Jason Grubb may have been fanboying just a little when he got to athlete check-in for the 2023 NOBULL CrossFit Games.

After a year of DMs and texting, Grubb, a veteran of the masters divisions, and Dancer, a “legend of legends” as Grubb described him, finally met in person. And it’s been a bromance that has little to do with on-field success. 

Dancer runs the not-for-profit Dancer Love Foundation, which “empowers individuals with intellectual and physical disabilities through fitness, education, and love.” And Grubb is the CEO of Bolder Athlete, a training program for masters athletes.

Before this year’s Games, Bolder Athlete put out an incentive to all of the 2023 NOBULL CrossFit Games masters athletes — win a test, get a $50 bonus.

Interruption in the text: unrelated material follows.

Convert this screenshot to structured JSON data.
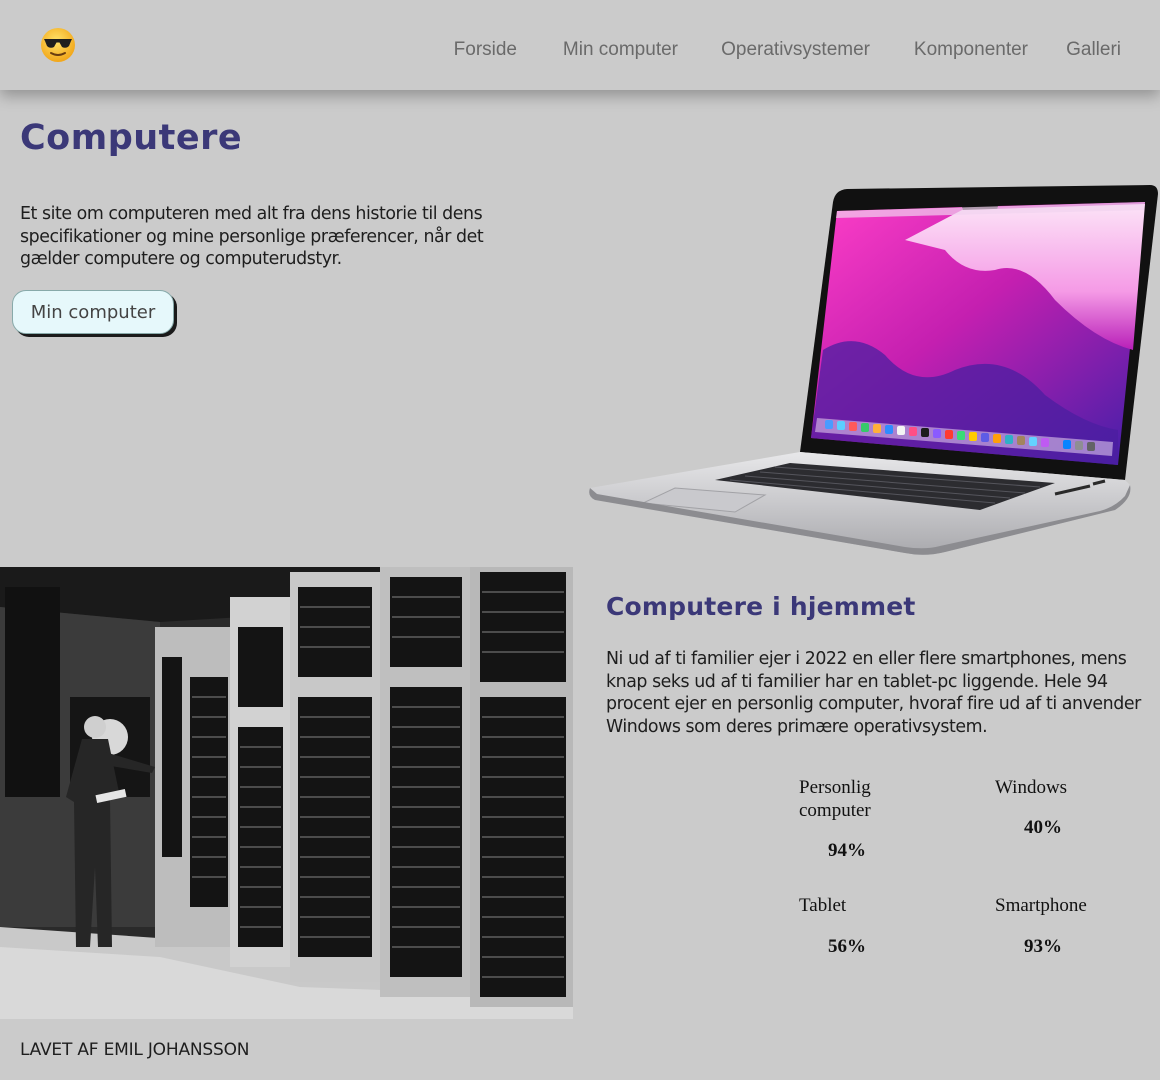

But as the week progressed, Grubb had some of the winners ask to return the money with a catch: donate it to a charity.

Following his heat in Wednesday’s Endure the Coliseum, Grubb went searching for Dancer. Finding him warming up on an Echo Bike in the bowels of the Coliseum, Grubb leaned into Dancer’s ear, not for insider tips, but for even better news. 

“I just went up and asked Sam, ‘Can we give the event win prizes to your charity?’” Grubb said. “He got off the bike and hugged me.”

Dancer knew how much this would mean to his charity. 

“If you haven’t seen James Foster, he’s one of our Down syndrome athletes at our program,” Dancer said. “A little bit of money goes a long way with that. You might have seen that conversation happen and it had nothing to do with sport but everything to do with (Grubb’s) heart.”

 

Jason Grubb

Jason Grubb | Photo by Adam Bow 

 

It takes courage to close a successful chapter of your life. But it leaves room for new opportunities. The building blocks of the Sport of Fitness are still making waves in CrossFit.

“I’m honored to be here with the athletes, even who aren’t the Scott Panchiks and Stacie Tovars; these are incredible athletes that we are up against,” Dancer continued. “Just because they don’t have the same amount of notoriety that a Tovar has, or a Scott has, they are still very, very fit competitors. I hope people will consider it rather than just straight hanging it up.”